Chen esperó dos o tres minutos antes de sacar el huevo, y a continuación echó el paquete de condimentos en la sopa. Le pareció que los fideos instantáneos tenían un sabor bastante aceptable. Las motas verdes que flotaban en la sopa recordaban remotamente a la cebolleta picada. Era igual que en sus años de estudiante, con la diferencia de que entonces los fideos instantáneos no venían en recipientes de plástico.

La pareja que tenía enfrente sacó una fiambrera de acero inoxidable con ternera frita y pescado ahumado, así como cucharas y palillos envueltos en papel. Iban muy bien preparados para el viaje. La mujer empezó a pelar una naranja y a metérsela en la boca a su marido, gajo a gajo.

Chen se acabó el huevo, pensando que debería haber comprado un par de bollos de la marca «Los Perros no se Irán». Después se sorprendió de haber pensado algo así. No había perdido el apetito, ni siquiera durante un viaje como ése. Rebuscó en el bolsillo un cigarrillo pero no lo sacó. El ambiente del tren ya estaba bastante cargado.

La muchacha que viajaba a su lado empezó a leer su libro sin comer nada. Debía de sentirse incómoda sentada durante tanto tiempo en la misma postura, así que se quitó las zapatillas de sendas patadas y apoyó un pie descalzo en el borde del asiento que tenía delante. La muchacha marcaba algunos párrafos con un bolígrafo y tamborileaba con los dedos sobre el asiento.

Era muy joven, pero parecía bastante seria. Tal vez la forma en que leía reflejaba la forma en que se enfrentaba al mundo. Chen intentó estirar las piernas sin molestar a sus compañeros de viaje, pero no fue nada fácil, y a punto estuvo de verter el cuenco con fideos sobre la mesa. La mujer que tenía enfrente lo fulminó con la mirada.

Le volvió a la memoria lo que había leído sobre el tren especial de Mao. El coche cama estaba equipado con todas las comodidades, la cama especial tenía una tabla de madera en lugar de colchón, y en él viajaban también esas revisoras y enfermeras tan guapas que lo trataban a cuerpo de rey…

Chen se masajeaba las sienes con los ojos entrecerrados, tratando de evitar un ataque de migraña, cuando sonó su móvil. Era otra vez el subinspector Yu.

– Un momento -le dijo Chen.

El inspector jefe se disculpó y salió con dificultad al pasillo. Para su sorpresa, varias personas viajaban de pie apoyadas contra la puerta. Al parecer, eran los pasajeros que no habían encontrado asiento. A su espalda vio un lavabo con el letrero de «libre», se metió en él apresuradamente y cerró la puerta con el pestillo tras de sí.

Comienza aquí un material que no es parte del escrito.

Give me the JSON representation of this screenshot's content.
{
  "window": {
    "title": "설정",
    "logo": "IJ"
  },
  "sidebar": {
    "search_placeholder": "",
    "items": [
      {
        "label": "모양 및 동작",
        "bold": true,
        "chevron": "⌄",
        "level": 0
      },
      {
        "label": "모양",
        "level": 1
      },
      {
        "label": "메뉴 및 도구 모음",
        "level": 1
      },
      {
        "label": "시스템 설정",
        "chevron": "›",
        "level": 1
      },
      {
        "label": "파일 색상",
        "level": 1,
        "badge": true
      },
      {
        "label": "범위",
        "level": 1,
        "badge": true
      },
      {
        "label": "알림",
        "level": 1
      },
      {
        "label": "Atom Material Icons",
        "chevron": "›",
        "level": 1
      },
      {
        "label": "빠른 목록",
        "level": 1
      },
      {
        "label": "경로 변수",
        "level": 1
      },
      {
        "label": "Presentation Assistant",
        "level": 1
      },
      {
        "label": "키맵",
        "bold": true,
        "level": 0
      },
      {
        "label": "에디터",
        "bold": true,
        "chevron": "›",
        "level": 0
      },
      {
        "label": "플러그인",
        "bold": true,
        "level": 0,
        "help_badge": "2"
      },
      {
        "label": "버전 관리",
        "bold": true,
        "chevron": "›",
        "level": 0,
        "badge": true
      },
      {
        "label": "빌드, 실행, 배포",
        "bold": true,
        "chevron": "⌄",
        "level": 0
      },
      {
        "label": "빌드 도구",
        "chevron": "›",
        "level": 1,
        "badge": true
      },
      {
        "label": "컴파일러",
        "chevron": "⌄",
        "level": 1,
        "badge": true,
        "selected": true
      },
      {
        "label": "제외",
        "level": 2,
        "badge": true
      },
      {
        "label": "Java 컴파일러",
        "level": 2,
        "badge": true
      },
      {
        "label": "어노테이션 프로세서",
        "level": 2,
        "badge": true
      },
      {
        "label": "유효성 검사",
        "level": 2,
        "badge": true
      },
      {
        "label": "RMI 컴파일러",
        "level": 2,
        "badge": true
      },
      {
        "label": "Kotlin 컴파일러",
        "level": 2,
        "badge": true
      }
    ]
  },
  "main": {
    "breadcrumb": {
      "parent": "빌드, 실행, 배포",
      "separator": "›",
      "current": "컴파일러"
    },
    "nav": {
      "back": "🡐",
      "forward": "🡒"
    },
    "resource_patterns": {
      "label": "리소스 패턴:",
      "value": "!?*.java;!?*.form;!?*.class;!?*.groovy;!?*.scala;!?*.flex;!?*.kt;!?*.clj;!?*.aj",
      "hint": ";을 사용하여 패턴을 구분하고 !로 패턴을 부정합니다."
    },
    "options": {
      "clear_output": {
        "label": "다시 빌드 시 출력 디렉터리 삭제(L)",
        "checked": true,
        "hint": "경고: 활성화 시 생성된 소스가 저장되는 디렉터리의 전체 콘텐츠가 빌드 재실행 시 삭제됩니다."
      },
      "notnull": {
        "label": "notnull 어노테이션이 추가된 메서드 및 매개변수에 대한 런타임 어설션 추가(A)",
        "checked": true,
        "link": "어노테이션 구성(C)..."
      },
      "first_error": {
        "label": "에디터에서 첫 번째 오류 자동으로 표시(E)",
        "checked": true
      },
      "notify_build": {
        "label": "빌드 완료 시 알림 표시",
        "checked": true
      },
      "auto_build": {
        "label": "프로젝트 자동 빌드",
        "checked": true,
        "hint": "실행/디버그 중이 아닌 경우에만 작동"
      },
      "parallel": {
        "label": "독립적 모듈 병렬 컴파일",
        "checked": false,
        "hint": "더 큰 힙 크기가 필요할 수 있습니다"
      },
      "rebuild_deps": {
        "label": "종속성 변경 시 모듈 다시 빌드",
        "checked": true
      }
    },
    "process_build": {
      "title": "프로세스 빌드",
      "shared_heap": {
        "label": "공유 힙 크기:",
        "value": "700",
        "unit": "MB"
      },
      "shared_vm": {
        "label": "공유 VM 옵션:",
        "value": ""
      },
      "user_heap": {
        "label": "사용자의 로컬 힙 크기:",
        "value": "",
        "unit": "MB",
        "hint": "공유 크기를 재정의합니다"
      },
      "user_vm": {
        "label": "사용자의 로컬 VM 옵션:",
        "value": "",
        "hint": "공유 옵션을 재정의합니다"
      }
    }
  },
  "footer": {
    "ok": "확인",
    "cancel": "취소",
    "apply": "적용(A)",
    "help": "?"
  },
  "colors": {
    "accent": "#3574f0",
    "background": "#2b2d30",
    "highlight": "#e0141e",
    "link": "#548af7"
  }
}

– A ver, dígame lo que ha encontrado -dijo Chen, abriendo una ventanita. El aire del lavabo estaba muy cargado y allí dentro apestaba.

– He ido al comité vecinal. Hong no era policía de barrio en aquella época, pero habló con Huang Dexing, su predecesor. Llegó una escuadra enviada desde Pekín. El Gobierno municipal llamó a Huang y le ordenó que cooperara en todo lo que le pidieran. Parecía una misión confidencial. Los miembros de la escuadra registraron las habitaciones de Tan y de Qian, y quisieron hablar con sus allegados.

– ¿Encontraron algo?

– No. Huang ayudó a confeccionar una lista de personas a las que interrogar, pero la lista no llegó a usarse. Tan murió, y Qian a punto estuvo de morir también. Pasó varios días desvariando, tumbada en una cama de hospital. Y la escuadra abandonó la investigación y volvió a Pekín.